A ciência no século XXI tem três principais caminhos: a biotecnologia, as novas fontes energéticas e o estudo da felicidade.
Se a biotecnologia e os problemas energéticos têm tido atenção mediática, o estudo científico da felicidade tem passado mais despercebido.
A verdade é que, desde o final do século XX, a ciência tem procurado entender, afinal, o que é a Felicidade e como podemos aumentá-la, individual e colectivamente.
Essa demanda tem permitido a colaboração de diversas áreas disciplinares, incluindo a medicina, a neurociência, a filosofia, a economia ou a psicologia (entre outras). Desta investigação, cruzada e frutífera, têm surgido resultados fortes que nos permitem tirar conclusões práticas para a resolução dos problemas do mundo contemporâneo.

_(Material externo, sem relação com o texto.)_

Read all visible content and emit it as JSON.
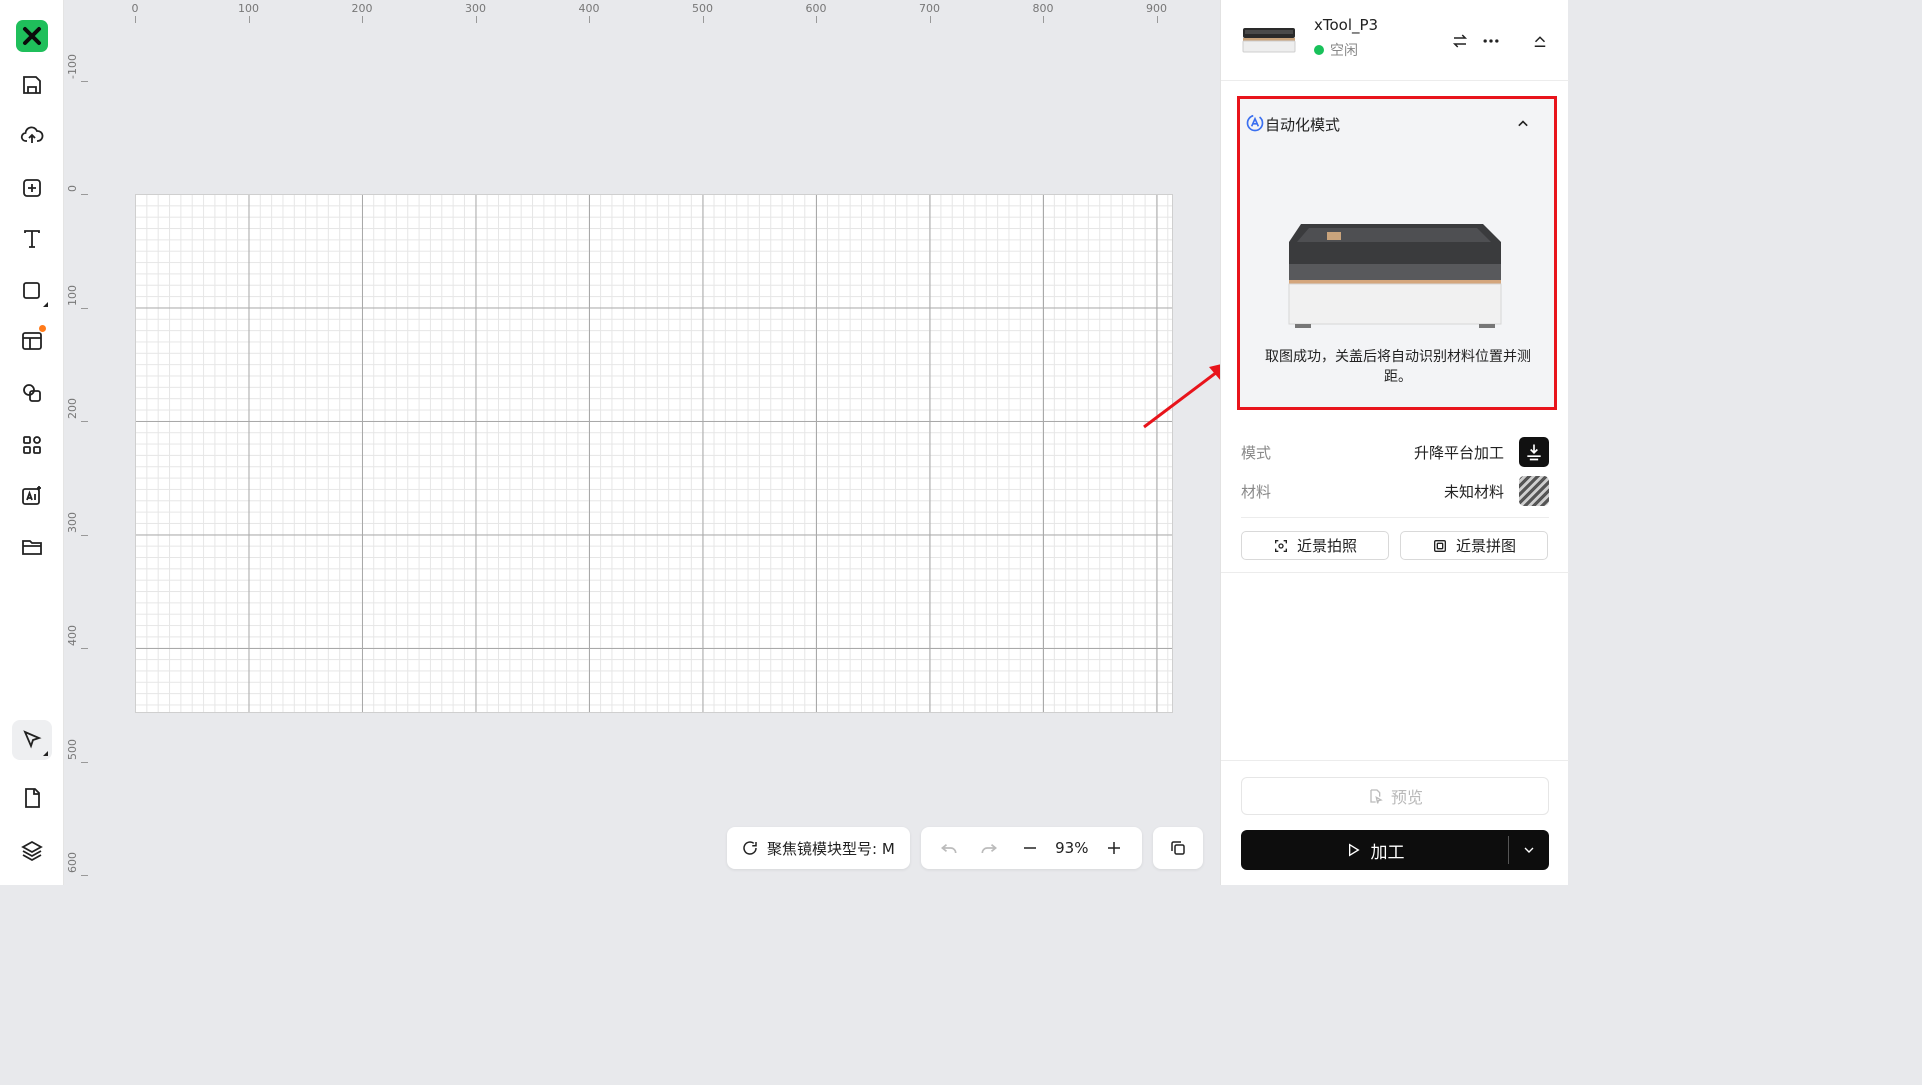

Em particular, podemos afirmar:
A Felicidade não deve estar entregue ao esoterismo ou à retórica (de coachs, a gurus de auto-ajuda) – se, durante milénios, a palavra felicidade esteve refém das religiões, da filosofia, dos pregadores ou dos vendedores da banha da cobra, hoje, ela ganhou foros científicos e tem sido estudada por eminentes cientistas de todo o mundo. Graças a isso, consegue-se, de forma rigorosa, perceber o que é a felicidade (neuro-biologicamente), como se mede e quais os seus determinantes (biológicos e sociais). Assim, conseguem-se desenhar as ferramentas (medicamentosas, económicas e sociais) que, verdadeiramente, potenciam o bem-estar individual e colectivo.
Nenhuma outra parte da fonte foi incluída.